SoZ - Sozialistische Zeitung

Zur SoZ-Homepage SoZ - Sozialistische Zeitung, Mai 2008, Seite 04

SPD-Beschluss zur Bahnprivatisierung

Der Wortbruch ist perfekt

von CHRISTOPH BAUTZ

Der Beschluss des SPD-Parteitags vom letzten Oktober war an Eindeutigkeit kaum zu überbieten: „Kapitalinvestoren dürfen keinen Einfluss auf die Unternehmenspolitik der Bahn erhalten.” Kurt Beck hatte nur knapp einen Beschluss verhindern können, welcher der SPD jegliche Privatisierung der Bahn untersagt hätte.
Doch schon drei Tage nach dem Parteitag zauberte Bundesfinanzminister Steinbrück ein „Holding-Modell” aus dem Hut, mit dem der Transportbereich der Bahn zur Hälfte an Kapitalinvestoren verkauft werden soll — eine dreiste Missachtung des Parteibeschlusses.
Seitdem wurde in der Partei um die Privatisierung des letzten noch in öffentlicher Hand befindlichen Unternehmens der öffentlichen Daseinsvorsorge gerungen. Im März machte Parteichef Beck dann das Thema zu Chefsache und damit zu einem Gradmesser, in wieweit er sich in der Partei noch durchsetzen und die Flügel zusammenhalten kann. Die Sachfrage Bahn wurde zur Machtfrage.
Ende April beschloss der SPD-Parteirat einen Privatisierungsvorschlag, der im Kern dem Steinbrück‘schen „Holding-Modell” entspricht. Offiziell heißt es, ein Kompromiss sei erzielt worden. Lediglich 24,9% des Transportbereichs der Bahn sollten privatisiert werden, die sensible Infrastruktur bleibe beim Staat.

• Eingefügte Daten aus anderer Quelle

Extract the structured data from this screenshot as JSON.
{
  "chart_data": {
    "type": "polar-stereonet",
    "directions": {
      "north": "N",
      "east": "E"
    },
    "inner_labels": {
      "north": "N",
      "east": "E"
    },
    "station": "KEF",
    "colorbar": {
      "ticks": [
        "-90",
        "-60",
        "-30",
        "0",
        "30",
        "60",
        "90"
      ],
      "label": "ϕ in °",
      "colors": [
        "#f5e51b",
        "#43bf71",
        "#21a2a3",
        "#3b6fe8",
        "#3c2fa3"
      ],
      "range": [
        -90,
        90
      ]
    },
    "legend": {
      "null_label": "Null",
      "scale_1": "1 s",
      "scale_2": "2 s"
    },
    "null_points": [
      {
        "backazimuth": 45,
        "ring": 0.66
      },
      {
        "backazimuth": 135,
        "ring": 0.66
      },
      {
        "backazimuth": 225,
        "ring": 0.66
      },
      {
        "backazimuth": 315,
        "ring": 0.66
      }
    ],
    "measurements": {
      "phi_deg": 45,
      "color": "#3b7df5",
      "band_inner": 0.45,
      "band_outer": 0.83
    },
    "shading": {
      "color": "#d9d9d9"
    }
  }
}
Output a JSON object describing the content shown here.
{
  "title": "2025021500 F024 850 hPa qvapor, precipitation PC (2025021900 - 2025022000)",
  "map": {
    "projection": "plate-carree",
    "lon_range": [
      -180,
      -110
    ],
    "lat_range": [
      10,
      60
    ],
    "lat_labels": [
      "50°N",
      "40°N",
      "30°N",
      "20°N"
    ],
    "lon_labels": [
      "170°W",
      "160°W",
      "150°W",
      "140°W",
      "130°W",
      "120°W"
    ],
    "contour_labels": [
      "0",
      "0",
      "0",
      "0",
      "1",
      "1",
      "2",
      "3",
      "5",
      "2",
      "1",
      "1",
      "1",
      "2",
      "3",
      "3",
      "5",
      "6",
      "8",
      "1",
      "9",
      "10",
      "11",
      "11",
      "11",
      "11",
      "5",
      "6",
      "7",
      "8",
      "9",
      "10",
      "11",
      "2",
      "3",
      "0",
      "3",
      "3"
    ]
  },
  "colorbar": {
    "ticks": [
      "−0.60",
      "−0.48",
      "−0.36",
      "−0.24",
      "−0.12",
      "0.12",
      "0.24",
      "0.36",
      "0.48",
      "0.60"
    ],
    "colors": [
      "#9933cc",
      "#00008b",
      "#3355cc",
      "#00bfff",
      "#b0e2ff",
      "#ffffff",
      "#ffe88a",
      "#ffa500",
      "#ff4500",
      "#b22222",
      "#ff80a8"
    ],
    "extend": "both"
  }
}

Fast einem Drittel der Schienen droht Stilllegung

Doch was so harmlos daher kommt, ist bei genauer Analyse eine Zäsur für die Bahn und damit für eine zukunftsfähige Verkehrspolitik. Weder wird der Renditedruck durch eine geringere Beteiligung von Investoren niedriger, noch sind die 24,9% unabänderlich. Mit weiter wachsendem Renditedruck drohen sämtliche unprofitablen Strecken stillgelegt, der Fahrplan ausgedünnt und die Fahrpreise massiv erhöht zu werden.
Wie massiv die Kürzungen besonders im Fernverkehr aussehen könnten, prognostizierte Anfang April ein Gutachten der Beratungsfirma KCW. Nahezu sämtlichen IC-Verbindungen droht die Streichung, weitere 15 Städte sollen vom Fernverkehr abgekoppelt werden. Nach internen Plänen der Bahn sollen nach erfolgter Privatisierung bis zu 10000 Kilometer Schiene stillgelegt werden — von derzeit 34000 Kilometern.
Auch mit einer Beteiligung von „nur” 24,9% haben Kapitalinvestoren erheblichen Einfluss auf die Unternehmenspolitik: Nach dem Aktiengesetz haben sie im Rahmen der so genannten Treuepflicht Anspruch auf die Erwirtschaftung einer höchstmöglichen Rendite. Weicht der Vorstand von dieser Vorgabe ab und erhält unprofitable Verbindungen oder Strecken, dann können ihm die Investoren mit einem „Nachteilsausgleich” drohen. Hierfür ist es egal, ob 49,9%, 24,9% oder auch nur 5% veräußert wurden.
Verschärft wird der Renditedruck noch, wenn der Unternehmensteil an die Börse gebracht und nicht direkt an Investoren verkauft wird. Dann muss Kurspflege und damit maximale Profitabilität betrieben werden, sonst drohen feindliche Übernahmen.
Für FDP und Union ist bereits klar, dass das SPD-Modell nur der Auftakt für eine Vollprivatisierung des Transportbereichs ist. Denn die SPD sieht keine feste Haltelinie vor, die weitere Privatisierungsschritte ausschließt. Bei entsprechenden politischen Mehrheiten wird dem auch nicht der von der SPD-Spitze und Transnet angestrebte Struktursicherungstarifvertrag im Wege stehen.
Doch der SPD-Vorschlag zur Bahnprivatisierung hat noch einige Hürden zu nehmen. Der Bundestag muss ihn noch verabschieden, und auch die Länder wollen noch ein Wörtchen mitreden. Sie befürchten, dass sie für bisherige IC-Verbindungen, die zukünftig vom Nahverkehr bedient werden sollen, zahlen müssen.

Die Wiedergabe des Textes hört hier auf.